One of the greatest (negative) impacts on riparian areas has been the introduction of domestic stock, with grazing being the major land use over 60% of Australia’s land surface. Stock concentrate around water sources, which means riparian and wetland habitats, as well as those around artificial watering points in pastoral regions, suffer significant impacts from domestic and feral grazing animals.

Damage done by cattle allowed to drink at a waterway. Photograph: Bill Phillips
Damage done by cattle allowed to drink at a waterway. Photograph: Bill Phillips

Land use
Riparian zone

Lesson plan
1. At the river, stream or wetland, divide the students into 3-4 groups.

2. Explain what a habitat is. Ask the students to identify several habitats in the river bank (riparian) zone. Explain how riparian zones are more habitat rich than a more open country or forested areas, and thus their importance as an ecosystem to support a wider variety of plant and animal species. 
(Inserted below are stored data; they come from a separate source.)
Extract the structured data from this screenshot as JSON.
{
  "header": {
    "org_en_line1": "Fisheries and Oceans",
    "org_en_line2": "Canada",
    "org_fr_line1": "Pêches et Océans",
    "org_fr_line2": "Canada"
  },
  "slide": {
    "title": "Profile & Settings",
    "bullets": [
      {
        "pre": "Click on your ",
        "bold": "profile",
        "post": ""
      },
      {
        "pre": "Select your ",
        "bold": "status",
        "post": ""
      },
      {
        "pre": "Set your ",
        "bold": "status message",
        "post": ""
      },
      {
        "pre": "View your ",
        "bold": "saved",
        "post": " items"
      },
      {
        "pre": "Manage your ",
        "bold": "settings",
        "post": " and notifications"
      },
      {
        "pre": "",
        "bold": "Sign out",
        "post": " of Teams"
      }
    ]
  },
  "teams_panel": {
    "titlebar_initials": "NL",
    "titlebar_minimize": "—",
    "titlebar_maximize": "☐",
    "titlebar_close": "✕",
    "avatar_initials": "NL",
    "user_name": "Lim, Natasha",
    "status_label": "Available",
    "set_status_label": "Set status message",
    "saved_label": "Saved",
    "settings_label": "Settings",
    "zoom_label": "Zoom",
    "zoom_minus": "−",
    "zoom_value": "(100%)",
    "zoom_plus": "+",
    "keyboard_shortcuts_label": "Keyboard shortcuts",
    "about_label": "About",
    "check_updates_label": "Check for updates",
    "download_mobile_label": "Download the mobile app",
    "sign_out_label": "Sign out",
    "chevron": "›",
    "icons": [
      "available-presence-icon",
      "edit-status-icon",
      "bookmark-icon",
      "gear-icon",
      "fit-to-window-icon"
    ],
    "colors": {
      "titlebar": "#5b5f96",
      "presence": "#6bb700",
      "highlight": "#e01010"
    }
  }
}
 3. Give each group of students one of the three Task cards (1 is about land use, litter and pipes and drains; 2 is about structures and modifications, smell and water clarity and 3 is about vegetation, invertebrates and vertebrates) and a highlighter and get them to complete the card by providing a rating or score.

Remind them that 0
means maximum impact
such as lots and lots of
litter, putrid smelling
water or bare ground.

4. Gather and tally the student data and rate the site scores with a maximum of 90 points. Ask the students to discuss areas of concern observed at the site. Help students rate the severity of differing issues and their own ability to tackle the problems they have discovered.

 5. With the students, map out a plan to address the factors that concerned them most from their survey.

Pristine habitat along the upper Namoi River highlighting a Casuarina-dominated vegetation community.  Photograph: Anthony Townsend I&I NSW
Pristine habitat along the upper Namoi River highlighting a Casuarina-dominated vegetation community. Photograph: Anthony Townsend I&I NSW

Create a map showing where water at the site comes from and get the students to document ways that water might get contaminated upstream.

Possibilities include soil
erosion, pollution from
urban storm water or
roadworks, chemical
contamination from 
farming activities etc.

Create species lists of plants and animals found at the site. 
Research how the biodiversity of the site could be improved (such as with appropriate native species plantings, weed removal, carp control, nest boxes, re-snagging to create fish habitats, etc).

Secondary pathway
Assess the site using the Rapid Appraisal of Riparian Condition (hyperlink available on Sustaining River Life cd and web versions).